Metadata-Version: 2.1
Name: asker-cli
Version: 0.2.0
Summary: A CLI tool for getting quick answers to programming questions
Home-page: https://github.com/BenyaminDamircheli/Asker
Author: Benyamin Damircheli
Classifier: Programming Language :: Python :: 3
Classifier: License :: OSI Approved :: MIT License
Classifier: Operating System :: OS Independent
Requires-Python: >=3.6
Description-Content-Type: text/markdown

# Asker

As someone who is relatively new to programming, I always forget certain commands that I need in my projects. That's why I built Asker.

Asker is the best way to get command related questions, straight in your terminal/command line.  

Currently, you have to set this up with your own API keys, and the only model provider that is supported is OpenAI (save the API key as an environment variable called `OPENAI_API_KEY` on your machine, see [https://platform.openai.com/docs/quickstart#:~:text=Create%20an%20API%20key%20in,environment%20variable%20in%20your%20terminal]). However it is very easy to add more. Just clone this repository, and add the new model provider clients/classes to the llm.py file, following what I have done with the OpenAI client. These should show up in the config, but you'll have to double check this.

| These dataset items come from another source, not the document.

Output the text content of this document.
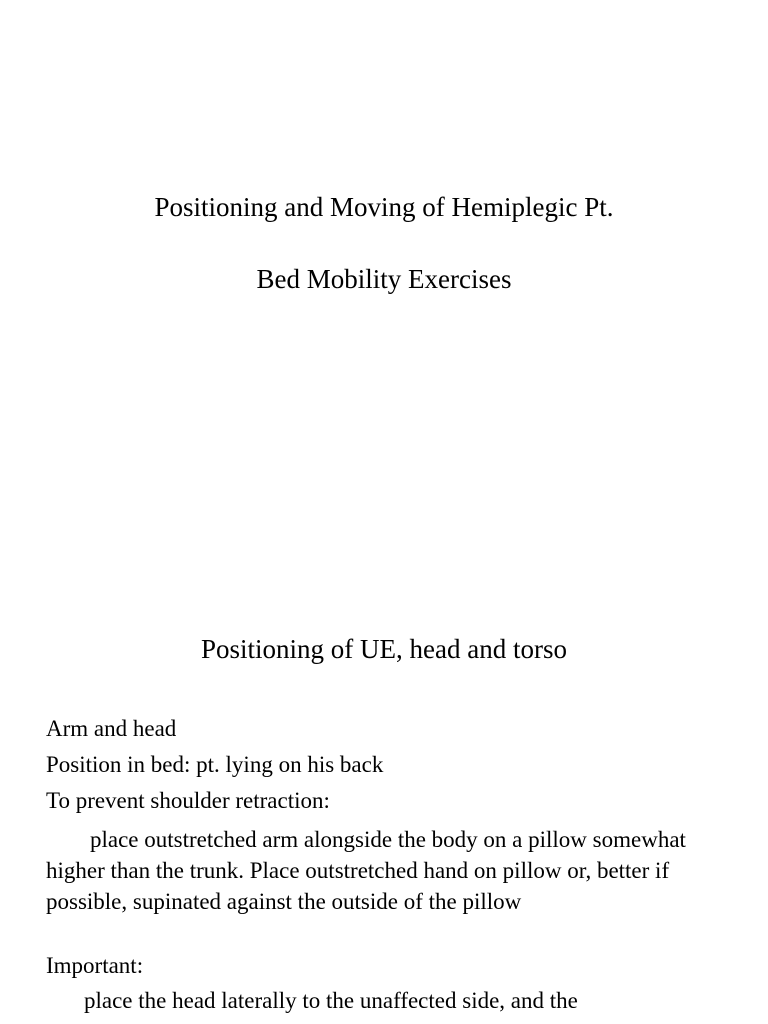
Positioning and Moving of Hemiplegic Pt.
Bed Mobility Exercises
Positioning of UE, head and torso
Arm and head
Position in bed: pt. lying on his back
To prevent shoulder retraction:
place outstretched arm alongside the body on a pillow somewhat higher than the trunk. Place outstretched hand on pillow or, better if possible, supinated against the outside of the pillow
Important:
place the head laterally to the unaffected side, and the
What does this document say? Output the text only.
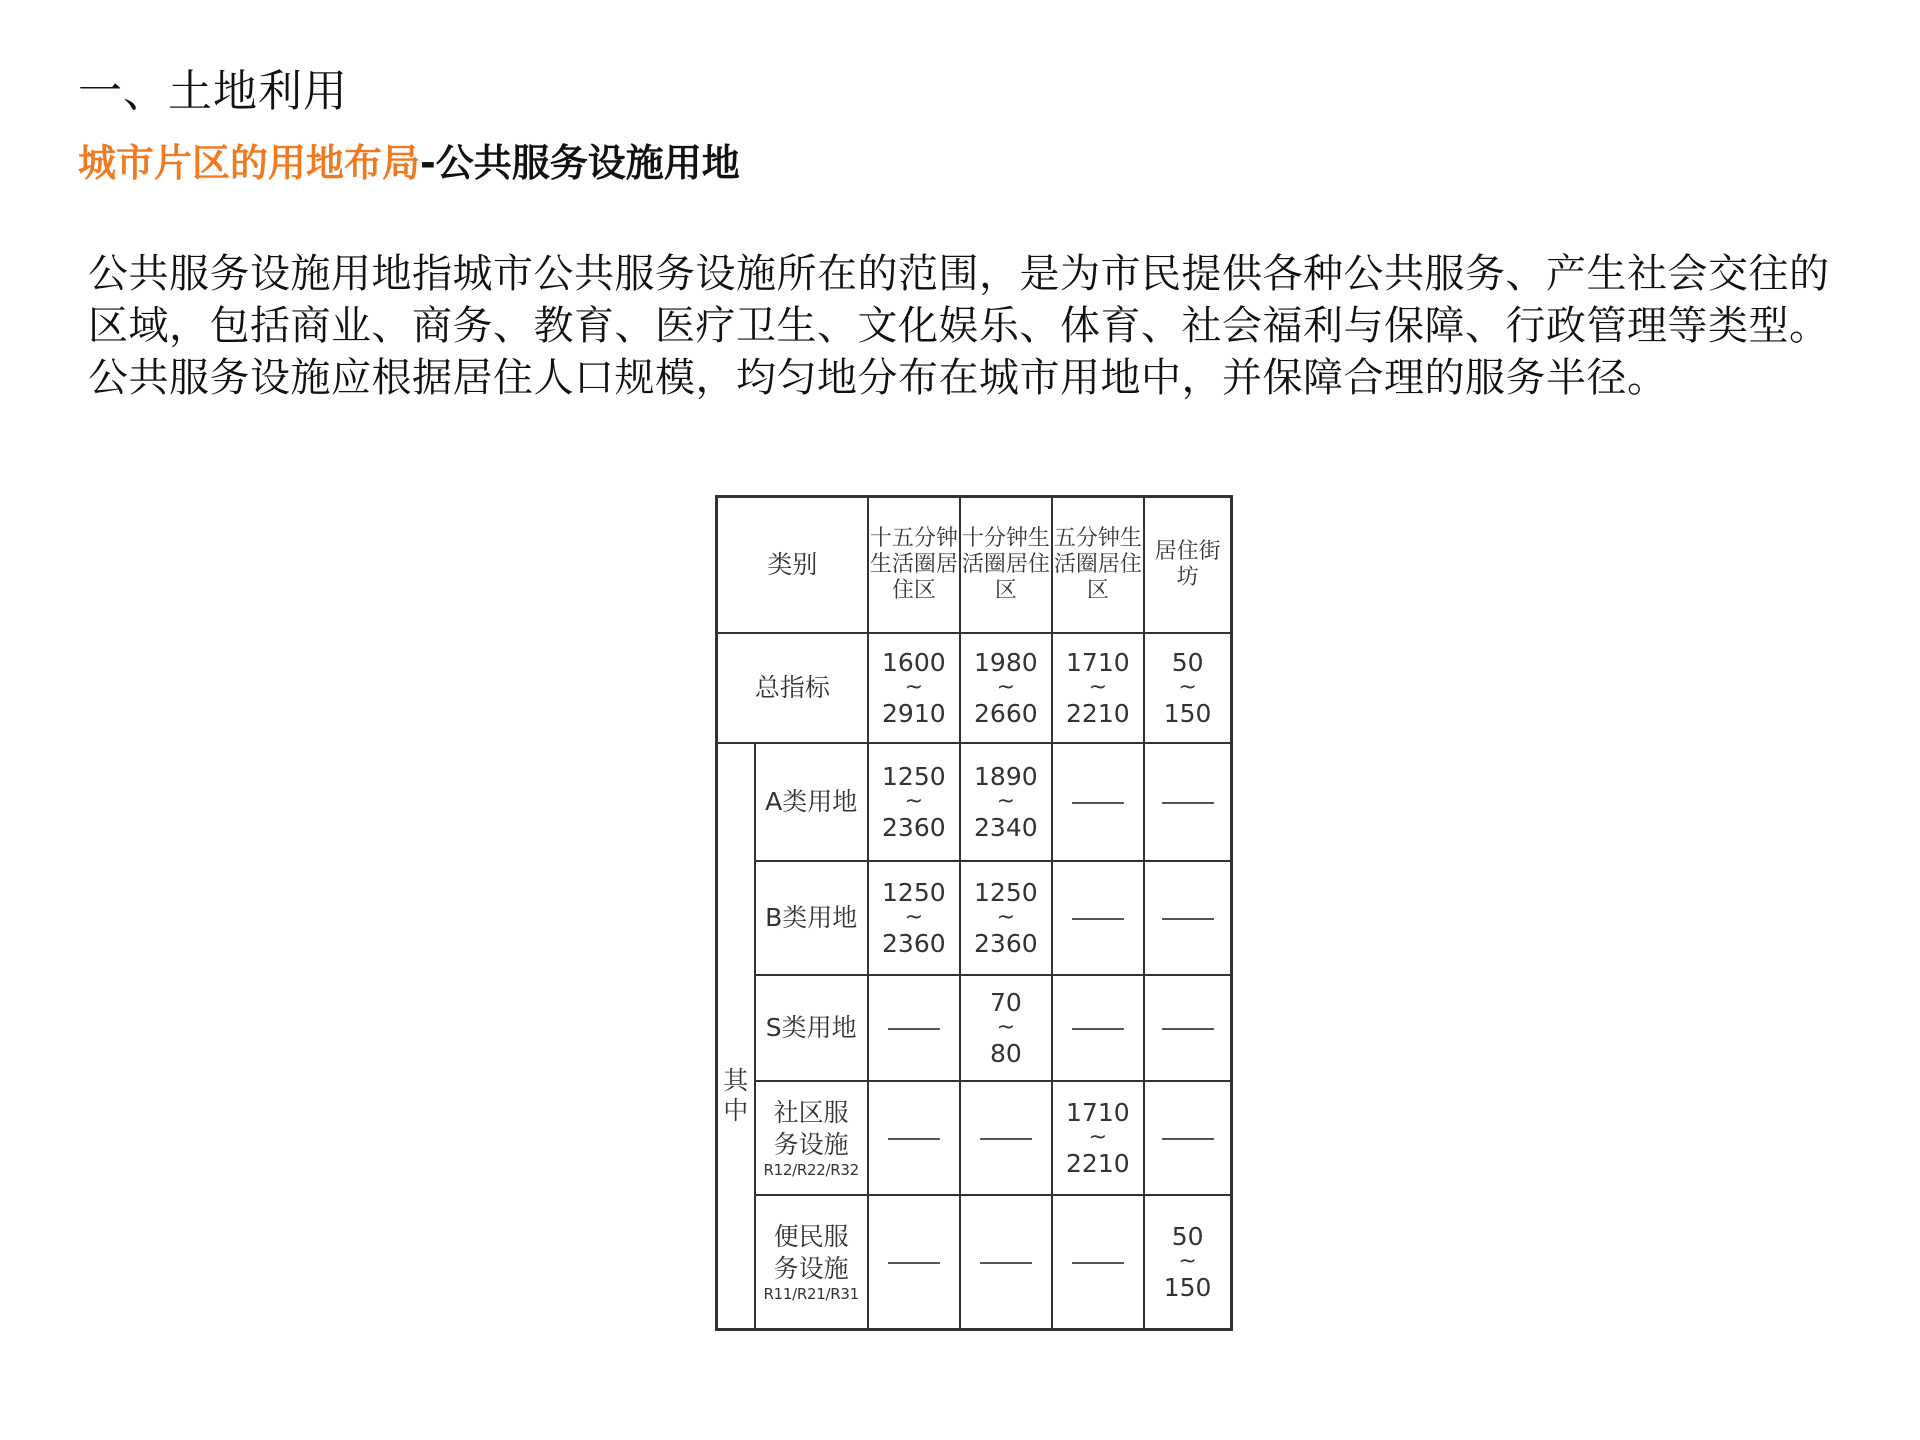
一、土地利用
城市片区的用地布局-公共服务设施用地

公共服务设施用地指城市公共服务设施所在的范围，是为市民提供各种公共服务、产生社会交往的区域，包括商业、商务、教育、医疗卫生、文化娱乐、体育、社会福利与保障、行政管理等类型。公共服务设施应根据居住人口规模，均匀地分布在城市用地中，并保障合理的服务半径。

类别		十五分钟生活圈居住区	十分钟生活圈居住区	五分钟生活圈居住区	居住街坊
总指标		1600
~
2910	1980
~
2660	1710
~
2210	50
~
150

其
中	A类用地	1250
~
2360	1890
~
2340		
	B类用地	1250
~
2360	1250
~
2360		
	S类用地		70
~
80		
	社区服务设施
R12/R22/R32			1710
~
2210	
	便民服务设施
R11/R21/R31				50
~
150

However, this means that this tool unfortunately costs money, but it is still useful and you'll only be charged a small fraction of a cent per question (depending on the model you use).

# How to use

Asker is super simple to use, just invoke it from the command line and ask a question as follows:

```
>>> ask how to create a python virtual environment
Asker using OpenAI
1. python3 -m venv myenv - Creates a new virtual environment named 'myenv'.
2. source myenv/bin/activate - Activates the virtual environment.
3. deactivate - Deactivates the virtual environment.
```

Here are a couple more examples:

```
>>> ask how to convert video to audio using ffmpeg
Asker using OpenAI
1. ffmpeg -i input.mp4 output.mp3 - Converts video file to audio file.
```

```
>>> ask How do I convert image size in ffmpeg
Asker using OpenAI
1. ffmpeg -i input.jpg -filter:v scale=h=1024 output.jpg - Resizes the image to a height of 1024 pixels.
2. ffmpeg -i input.jpg -filter:v scale=w:h=1:1 output.jpg - Resizes image to width and height that are equal
3. ffmpeg -i input.jpg -filter:v scale=force_original output.jpg - Preserving original aspect ratio.
```

# Commands

## Built in commands

- prev: Shows the results from the previous question.
- --clear: Clears the history
- --version: Shows Asker version
- --model: Shows the model being used (for now always OpenAI)
- --help: Shows this help message

## Running commands

Commands can be run by entering the number of the command you want to run. For example:

```
>>> ask How do I convert image size in ffmpeg
Asker using OpenAI
1. ffmpeg -i input.jpg -filter:v scale=h=1024 output.jpg - Resizes the image to a height of 1024 pixels.
2. ffmpeg -i input.jpg -filter:v scale=w:h=1:1 output.jpg - Resizes image to width and height that are equal
3. ffmpeg -i input.jpg -filter:v scale=force_original output.jpg - Preserving original aspect ratio.

>>> ask 2
Running command: ffmpeg -i input.jpg -filter:v scale=w:h=1:1 output.jpg
<result shows up here if there is one>
```

# Things I may add in the future

- [ ] Add more model providers (you could do this yourself)
- [ ] Add favourites - saved commands you'd want to use and can invoke, similar to running commands regularly.

I also think that the next evolution of something like this is a way to get LLMs to control your computer and automate much of this stuff for you based on prompts. For example, you could ask a sytsem: "can you convert the word documents in my writing folder into pdfs?" Obviously this is very different to what asker is, but it would be something cool to look into in the future. For now Asker is just fine.